Free cash flow outlook for 2025 reaffirmed at $1 billion despite lower commodity prices.
Strategic projects in Mexico, Argentina, Indonesia, and Egypt progressed, supporting future growth.
Maintained investment grade credit ratings and robust balance sheet.
Financial highlights
Q1–Q3 2025 free cash flow totaled $1.2bn; net debt at $4.2bn by September 30, 2025.
Revenue for the period rose to $7.6bn from $3.1bn year-over-year, mainly due to higher production.
Interim dividend of $227.5m paid; $100m share buyback underway, with total payout at 55% of free cash flow.
Unit operating cost down ~30% year-over-year to $13/boe; full-year guidance at $13.5/boe.
Total capex for 2025 guided at $2.4bn, reduced from previous guidance.
Outlook and guidance
2025 production guidance narrowed to 465–475 kboepd, reflecting strong year-to-date performance.
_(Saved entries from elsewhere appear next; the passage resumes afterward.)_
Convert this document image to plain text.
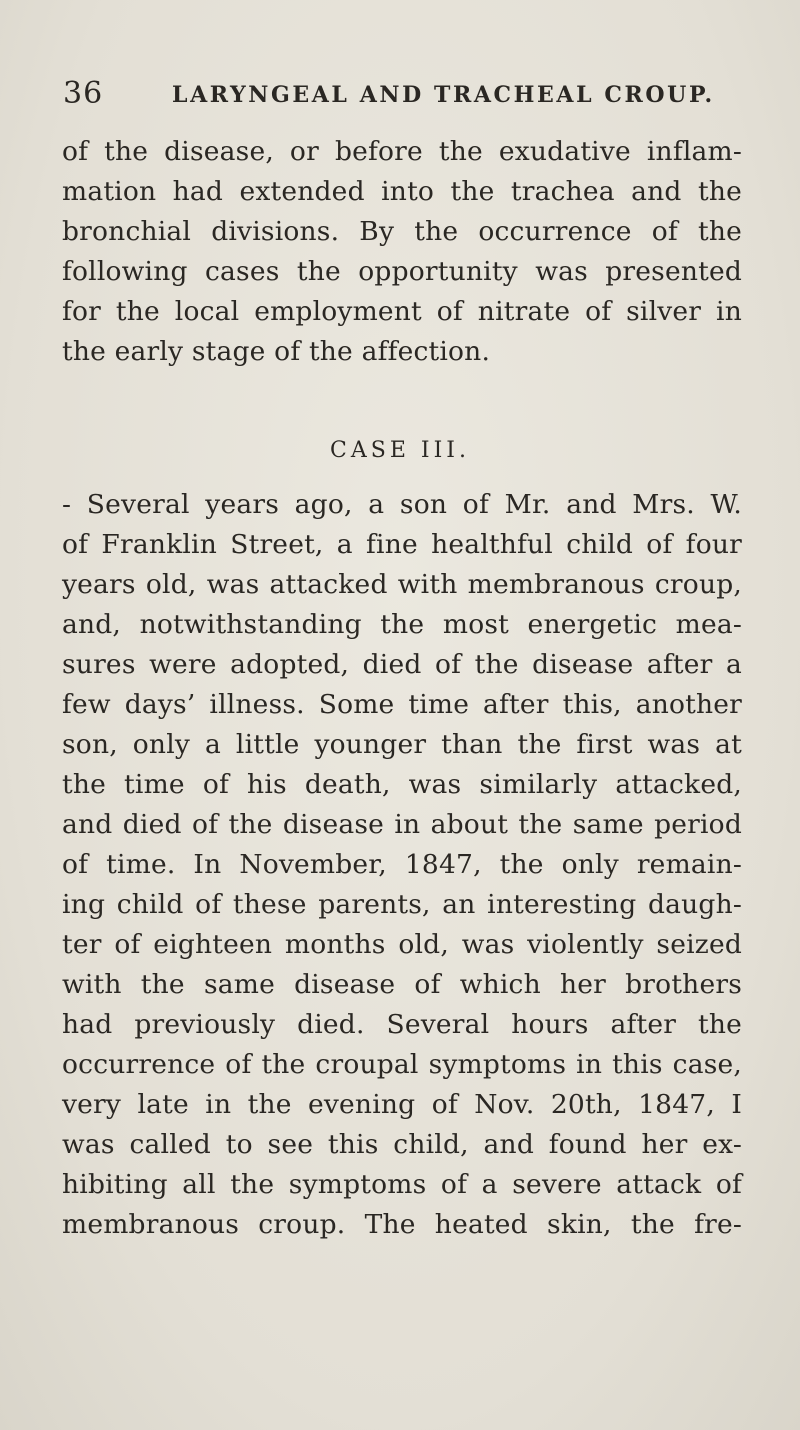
36	LARYNGEAL AND TRACHEAL CROUP.
of the disease, or before the exudative inflam-
mation had extended into the trachea and the
bronchial divisions. By the occurrence of the
following cases the opportunity was presented
for the local employment of nitrate of silver in
the early stage of the affection.
CASE III.
- Several years ago, a son of Mr. and Mrs. W.
of Franklin Street, a fine healthful child of four
years old, was attacked with membranous croup,
and, notwithstanding the most energetic mea-
sures were adopted, died of the disease after a
few days’ illness. Some time after this, another
son, only a little younger than the first was at
the time of his death, was similarly attacked,
and died of the disease in about the same period
of time. In November, 1847, the only remain-
ing child of these parents, an interesting daugh-
ter of eighteen months old, was violently seized
with the same disease of which her brothers
had previously died. Several hours after the
occurrence of the croupal symptoms in this case,
very late in the evening of Nov. 20th, 1847, I
was called to see this child, and found her ex-
hibiting all the symptoms of a severe attack of
membranous croup. The heated skin, the fre-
Free cash flow outlook for 2025 remains robust at $1.0bn, with payout ratio of ~55%.
Capital expenditure expected to decrease in 2026, with focus on high-value, short-cycle projects.
Portfolio expected to sustain material production well beyond 2030, supported by 19 years of reserves and resources.
2025 capex guidance lowered to $2.4bn (from $2.4–2.5bn).